E com o passar do tempo neste 2022, a sensação de descontrole só vai aumentar, com tentativas desesperadas de virar o jogo eleitoral através da proposição de medidas as mais estranhas, como as de retirada de impostos sobre combustíveis e energia sem compensação de receitas, prontamente rechaçadas pelo staff do Ministério da Economia, inclusive com risco de ofender a Lei de Responsabilidade Fiscal. Este vai-vem de proposições e retiradas de medidas fiscais apenas reforça a noção de perda de controle e de pouca responsabilidade com a administração fiscal, tão cara ao sistema financeiro.
Um segundo aspecto a ser considerado é o fato de que Lula já é bem conhecido do sistema financeiro, nunca tomou e nunca tomará nenhuma medida fiscal mirabolante. Pelo contrário, sempre foi cuidadoso e até exagerado no trato fiscal, como no episódio em que prometeu resultados melhores do que o FMI exigia logo que assumiu em 2003. O Lula da vida real sempre esteve bem longe da imagem de líder radical de esquerda que tantos já tentaram plantar e o bolsonarismo vai tentar explorar na campanha de 2022.

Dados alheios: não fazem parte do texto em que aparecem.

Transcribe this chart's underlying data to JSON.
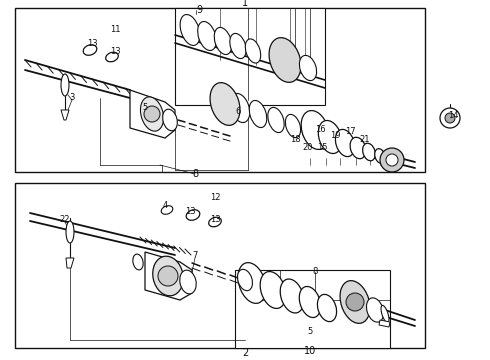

Um terceiro argumento é o que exige um mínimo de autocrítica desses agentes em relação ao apoio a Bolsonaro em 2018. É fácil verificar que naquele momento se erigiram circunstâncias muito especiais e não reproduzíveis da vida nacional; e que Bolsonaro se mostrou ainda mais desqualificado do se imaginava e menos passível de controle. A aposta vazia de quatro anos atrás não deve se repetir diante de tantos maus exemplos que se sucederam.
Na ausência da tão desejada terceira via, ironicamente e sem entusiasmo, o sistema financeiro vai exercer uma de suas principais características, a praticidade associada à vocação para procurar o melhor caminho para ganhar dinheiro. Para eles, Lula é a escolha do “menos ruim”. Sem sombra de dúvida!
Professor do Departamento de Economia e de Relações Internacionais da Universidade Federal do Rio Grande do Sul (UFRGS)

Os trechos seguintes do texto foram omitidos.